Some analysts argue that the dominance of bot-initiated transactions underscores the need for robust monitoring and oversight mechanisms to ensure transparency and accountability within the stablecoin market. Others contend that excessive regulation could stifle innovation and hinder the growth of this nascent industry.

The Path Forward

As the stablecoin market continues to evolve, the industry must confront the complexities surrounding bot-driven transactions and their implications for mainstream adoption. Addressing this challenge will require a multifaceted approach involving:

Improved data analytics and monitoring: To gain a comprehensive understanding of the stablecoin market, more refined data analytics tools are needed to differentiate between bot-initiated and genuine user transactions accurately.

Education and awareness: Efforts should be made to educate the public, policymakers, and industry stakeholders about the unique execution model of blockchain technology and the role of automation in facilitating efficient and secure transactions.

Regulatory clarity: Policymakers should strive to establish a balanced regulatory framework that fosters innovation while ensuring transparency, consumer protection, and market integrity within the stablecoin ecosystem.

Collaboration and innovation: Continued collaboration between traditional financial institutions, fintech companies, and blockchain developers is crucial to bridge the gap between legacy systems and emerging technologies, enabling the development of innovative solutions that leverage the strengths of both worlds.

What to Expect?

Visa’s revelation that over 90% of stablecoin transaction volumes are linked to bots and large traders has sparked a crucial dialogue within the crypto industry. While some may view this as a cause for concern, others argue that it represents a paradigm shift in how we perceive and understand financial transactions in the blockchain era.

As the industry grapples with this conundrum, it becomes increasingly clear that a one-size-fits-all approach is inadequate.
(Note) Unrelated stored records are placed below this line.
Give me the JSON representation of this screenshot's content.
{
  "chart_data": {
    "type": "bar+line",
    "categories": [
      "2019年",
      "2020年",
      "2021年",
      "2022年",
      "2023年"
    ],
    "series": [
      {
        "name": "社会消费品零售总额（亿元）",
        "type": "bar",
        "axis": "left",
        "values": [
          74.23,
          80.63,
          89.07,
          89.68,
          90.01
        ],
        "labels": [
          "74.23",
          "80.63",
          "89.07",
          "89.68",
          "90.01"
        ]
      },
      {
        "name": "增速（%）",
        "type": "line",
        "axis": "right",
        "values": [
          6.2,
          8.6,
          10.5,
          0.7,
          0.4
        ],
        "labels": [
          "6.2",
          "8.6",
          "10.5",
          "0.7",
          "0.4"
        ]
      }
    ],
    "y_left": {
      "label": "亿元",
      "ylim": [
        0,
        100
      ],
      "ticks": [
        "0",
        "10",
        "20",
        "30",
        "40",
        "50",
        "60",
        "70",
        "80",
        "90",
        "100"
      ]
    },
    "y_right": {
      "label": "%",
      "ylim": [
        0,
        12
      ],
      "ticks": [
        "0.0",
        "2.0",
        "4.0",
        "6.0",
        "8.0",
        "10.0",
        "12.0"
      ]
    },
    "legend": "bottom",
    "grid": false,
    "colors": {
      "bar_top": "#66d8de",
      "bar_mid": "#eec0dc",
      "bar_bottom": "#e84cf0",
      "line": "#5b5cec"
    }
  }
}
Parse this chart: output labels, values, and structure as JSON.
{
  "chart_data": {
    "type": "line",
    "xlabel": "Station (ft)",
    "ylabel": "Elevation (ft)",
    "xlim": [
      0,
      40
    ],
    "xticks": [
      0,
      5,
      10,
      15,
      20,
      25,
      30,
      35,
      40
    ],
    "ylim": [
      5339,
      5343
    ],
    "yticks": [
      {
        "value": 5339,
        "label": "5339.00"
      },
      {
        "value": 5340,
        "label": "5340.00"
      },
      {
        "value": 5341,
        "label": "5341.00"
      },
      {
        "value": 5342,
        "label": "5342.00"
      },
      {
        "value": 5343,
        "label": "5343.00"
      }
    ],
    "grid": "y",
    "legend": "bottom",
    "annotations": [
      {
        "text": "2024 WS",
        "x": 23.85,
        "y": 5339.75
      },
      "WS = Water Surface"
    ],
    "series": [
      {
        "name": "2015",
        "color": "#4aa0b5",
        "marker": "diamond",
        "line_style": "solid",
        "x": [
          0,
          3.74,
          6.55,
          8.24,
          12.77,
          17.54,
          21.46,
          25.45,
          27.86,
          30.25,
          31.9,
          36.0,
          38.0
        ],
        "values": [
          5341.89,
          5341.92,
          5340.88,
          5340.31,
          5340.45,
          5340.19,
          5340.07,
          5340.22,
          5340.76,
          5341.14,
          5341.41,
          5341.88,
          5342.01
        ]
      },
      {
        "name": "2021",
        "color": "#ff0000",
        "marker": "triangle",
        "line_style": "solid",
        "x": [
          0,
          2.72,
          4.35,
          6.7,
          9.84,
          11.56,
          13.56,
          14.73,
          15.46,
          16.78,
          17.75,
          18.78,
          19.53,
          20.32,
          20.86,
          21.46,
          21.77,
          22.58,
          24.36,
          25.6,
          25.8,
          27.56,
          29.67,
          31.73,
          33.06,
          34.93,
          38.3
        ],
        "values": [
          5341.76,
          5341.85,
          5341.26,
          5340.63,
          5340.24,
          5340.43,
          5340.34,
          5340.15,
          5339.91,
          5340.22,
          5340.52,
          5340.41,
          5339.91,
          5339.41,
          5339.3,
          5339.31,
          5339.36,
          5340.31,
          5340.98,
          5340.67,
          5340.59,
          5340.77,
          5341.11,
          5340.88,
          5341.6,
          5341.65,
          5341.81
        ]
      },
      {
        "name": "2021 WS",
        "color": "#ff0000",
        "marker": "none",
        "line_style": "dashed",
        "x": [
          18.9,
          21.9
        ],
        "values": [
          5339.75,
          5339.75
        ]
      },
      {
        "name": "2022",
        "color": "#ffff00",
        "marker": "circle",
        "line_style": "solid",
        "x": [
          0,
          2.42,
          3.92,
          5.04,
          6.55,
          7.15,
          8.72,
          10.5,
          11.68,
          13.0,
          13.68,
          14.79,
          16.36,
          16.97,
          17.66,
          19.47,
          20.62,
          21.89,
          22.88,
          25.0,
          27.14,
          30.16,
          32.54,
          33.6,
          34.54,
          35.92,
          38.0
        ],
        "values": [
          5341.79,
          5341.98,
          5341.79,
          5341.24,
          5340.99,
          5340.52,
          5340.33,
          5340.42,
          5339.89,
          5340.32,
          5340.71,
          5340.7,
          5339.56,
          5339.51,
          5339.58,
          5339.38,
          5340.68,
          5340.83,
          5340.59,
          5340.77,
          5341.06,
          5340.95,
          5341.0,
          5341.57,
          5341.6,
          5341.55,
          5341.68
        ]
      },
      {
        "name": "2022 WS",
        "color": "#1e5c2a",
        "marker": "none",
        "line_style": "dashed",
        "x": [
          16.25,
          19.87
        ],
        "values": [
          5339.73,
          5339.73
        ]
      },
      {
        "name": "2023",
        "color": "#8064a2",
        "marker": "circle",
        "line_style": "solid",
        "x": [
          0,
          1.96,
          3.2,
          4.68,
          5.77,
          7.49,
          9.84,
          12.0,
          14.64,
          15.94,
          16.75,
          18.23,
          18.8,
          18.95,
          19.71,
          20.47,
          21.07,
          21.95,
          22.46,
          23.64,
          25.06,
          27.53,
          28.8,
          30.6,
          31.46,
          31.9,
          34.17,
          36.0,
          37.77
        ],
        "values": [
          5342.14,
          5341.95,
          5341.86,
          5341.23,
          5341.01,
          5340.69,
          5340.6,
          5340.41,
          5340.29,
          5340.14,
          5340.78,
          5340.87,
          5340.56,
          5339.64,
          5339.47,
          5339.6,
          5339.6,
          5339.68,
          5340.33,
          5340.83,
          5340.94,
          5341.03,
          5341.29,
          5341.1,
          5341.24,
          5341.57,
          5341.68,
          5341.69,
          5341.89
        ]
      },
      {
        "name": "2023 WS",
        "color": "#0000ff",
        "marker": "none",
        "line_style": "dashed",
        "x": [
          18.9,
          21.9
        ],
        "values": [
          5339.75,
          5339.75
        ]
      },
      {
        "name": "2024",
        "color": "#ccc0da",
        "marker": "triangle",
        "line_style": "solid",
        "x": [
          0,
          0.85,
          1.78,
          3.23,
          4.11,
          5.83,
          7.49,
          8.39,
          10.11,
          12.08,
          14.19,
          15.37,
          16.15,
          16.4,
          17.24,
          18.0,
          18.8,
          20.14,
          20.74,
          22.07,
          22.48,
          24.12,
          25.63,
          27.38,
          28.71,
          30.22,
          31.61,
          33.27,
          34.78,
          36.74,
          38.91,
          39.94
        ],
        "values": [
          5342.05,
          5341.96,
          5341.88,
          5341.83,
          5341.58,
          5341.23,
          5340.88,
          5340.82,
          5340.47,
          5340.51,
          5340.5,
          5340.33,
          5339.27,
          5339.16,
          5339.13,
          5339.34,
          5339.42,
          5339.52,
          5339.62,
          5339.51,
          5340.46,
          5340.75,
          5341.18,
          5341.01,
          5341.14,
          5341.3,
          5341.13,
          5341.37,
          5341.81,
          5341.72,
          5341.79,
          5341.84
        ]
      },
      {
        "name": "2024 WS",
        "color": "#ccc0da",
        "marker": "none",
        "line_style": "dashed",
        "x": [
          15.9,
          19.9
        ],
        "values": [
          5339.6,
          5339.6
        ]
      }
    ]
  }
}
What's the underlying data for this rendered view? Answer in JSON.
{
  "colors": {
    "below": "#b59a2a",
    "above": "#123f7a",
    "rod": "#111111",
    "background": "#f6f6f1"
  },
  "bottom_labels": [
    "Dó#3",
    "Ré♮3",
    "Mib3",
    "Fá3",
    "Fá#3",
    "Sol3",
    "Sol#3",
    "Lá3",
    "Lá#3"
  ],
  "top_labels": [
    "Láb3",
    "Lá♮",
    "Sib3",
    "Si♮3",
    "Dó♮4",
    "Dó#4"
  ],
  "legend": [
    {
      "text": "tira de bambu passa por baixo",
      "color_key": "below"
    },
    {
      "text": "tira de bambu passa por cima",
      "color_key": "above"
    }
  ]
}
Embracing the unique characteristics of blockchain technology, while addressing legitimate concerns around transparency and accountability, will be crucial for unlocking the full potential of stablecoins and fostering their mainstream adoption.

Ultimately, the stablecoin bot conundrum serves as a microcosm of the broader challenges and opportunities presented by the integration of traditional finance and decentralised technologies. By navigating these complexities with an open mind and a commitment to innovation, the industry can pave the way for a more inclusive, efficient, and resilient financial system.